Detailed design — Task priorities

  • “Detached tasks do not inherit priority (or any other information) because they semantically do not have a parent task”— That doesn't seem like enough of a reason. They could inherit information from the task that launches them, for example. I’m less interested in what behavior is implied by parent/child relationships, and more in having the optimal behavior, and understanding why it’s optimal. Any thoughts?
  • “If a task is running on behalf of an actor”—My understanding of the model is that tasks may cross between actors, so what does it mean for a task to be running "on behalf of" an actor? Does that have something to do with where the task started, or does it just mean "on" an actor?
  • “This does not affect child tasks or Task.currentPriority(); it is a property of the thread running the task, not the task itself”—Does that mean it’s not visible to the programmer (except possibly through platform-specific system APIs)? If so, perhaps say so.

Detailed design — Cancellation

  • “A task can be cancelled asynchronously by any context that has a reference to a task”— this left me with the strong impression that Task was going to be a class. That caused a lot of confusion for me, because there’s no declaration. Eventually I think(?) I devined that it’s just a pseudo-namespace enum, and I think (?) you mean Task.Handle not reference.
  • “A flag is set in the task which marks it as having been cancelled; once this flag is set, it is never cleared. Operations running synchronously as part of the task can check this flag and are conventionally expected to throw a CancellationError.”—it seems like this check-and-throw idiom should be encapsulated in a library facility.
  • “Any cancellation handlers which have been registered on the task are immediately run”—AFAICT this is the only mention of cancellation handlers in the proposals. Seems like they need to be described in detail or removed?
  • async let onion = try chop(Onion())”—it's a little odd that the try doesn't go along with the async syntactically, and annoying that try must be used both here and at the point where the value of onion is first(?) demanded. The declaration site never throws as far as I know.
  • Do we need to try and await every time we mention onion after this declaration, or just at the first use, or…?
  • guard await !Task.isCancelled() else”—why is checking a single local bit annotated with await?

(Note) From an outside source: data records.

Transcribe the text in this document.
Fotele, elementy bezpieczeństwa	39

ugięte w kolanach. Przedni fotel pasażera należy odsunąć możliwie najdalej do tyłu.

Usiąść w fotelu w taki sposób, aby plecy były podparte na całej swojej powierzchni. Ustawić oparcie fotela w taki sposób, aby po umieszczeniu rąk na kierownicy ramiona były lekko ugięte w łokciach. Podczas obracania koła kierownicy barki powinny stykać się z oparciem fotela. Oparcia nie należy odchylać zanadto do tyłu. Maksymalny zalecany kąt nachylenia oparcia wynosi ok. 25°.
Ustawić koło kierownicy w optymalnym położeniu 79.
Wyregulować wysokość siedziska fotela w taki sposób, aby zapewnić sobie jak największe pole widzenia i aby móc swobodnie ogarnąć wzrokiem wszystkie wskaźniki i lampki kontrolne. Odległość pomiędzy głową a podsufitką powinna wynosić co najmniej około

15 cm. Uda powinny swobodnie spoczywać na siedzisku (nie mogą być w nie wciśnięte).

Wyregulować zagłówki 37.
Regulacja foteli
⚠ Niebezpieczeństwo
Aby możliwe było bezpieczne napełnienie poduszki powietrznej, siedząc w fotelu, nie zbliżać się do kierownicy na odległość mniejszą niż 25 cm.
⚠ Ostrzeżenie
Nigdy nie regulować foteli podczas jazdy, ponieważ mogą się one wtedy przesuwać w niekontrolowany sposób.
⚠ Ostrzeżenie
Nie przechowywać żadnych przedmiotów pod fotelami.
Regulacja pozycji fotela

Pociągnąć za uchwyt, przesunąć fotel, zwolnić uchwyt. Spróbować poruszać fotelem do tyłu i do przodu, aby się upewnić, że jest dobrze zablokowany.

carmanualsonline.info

Detailed design — Child tasks with async let

  • “The initializer of the async let is considered to be enclosed by an implicit await expression.”—What does this sentence mean? An obvious (but seemingly incorrect) interpretation is that the code is compiled as if the following was written instead:

    async let result = await try fetchHTTPContent(of: url)
    

    But that means a completely different thing -- the caller is suspended at await until the callee returns. So it can't mean that. What does it mean?

  • “if any of the values initialized by this closure throws, all other left-hand side to-be-initialized variables must also be considered as it they had thrown that error.”— It’s not obvious that these are the implied semantics, since the execution is async and no throwing happens in this function until the variables are awaited. Can you offer some rationale?

  • error: did not await 'result' along this path.”—Isn't making this a hard error as opposed to a warning somewhat inconsistent with the rest of the language?

  • “The requirement to await a variable from each async let along all (non-throwing) paths ensures that child tasks aren't being created and implicitly cancelled during the normal course of execution’’—This seems like an overstatement. IIUC it only ensures that one such task from each let isn’t handled that way.

Detailed design — Child tasks with Nurseries

  • It seems like the proposal is in an inconsistent state w.r.t. the choice of “nursery” or “task group”?

  • /// Individual tasks throwing results in their corresponding try group.next()``

    /// call throwing,”—this sentence is confusing; can you clear up what it’s supposed to say?

  • “and the task group enforces awaiting for all tasks before it returns”—I think(?) “it” should be replaced with “withGroup,” since the task group appears to be a value.

  • Is there no way to decide we’ve got the result we want and cancel the remaining tasks? Think searching for any occurrence of a word in a bunch of documents.

  • @unmoveable”—Making a special-case pinned type for this purpose seems like overkill. There are certainly quite a few places in the standard library where we’d want a similar thing for safety reasons. Is making this thing a copyable type (e.g. a reference type) going to lead to serious abuse?

  • “Task.Group.add/addWithHandle”—It seems unnecessary to provide two APIs that do the same thing, but differ in return value (void vs. something). Why not only provide add(), return a handle from it, and mark it with @discardableResult?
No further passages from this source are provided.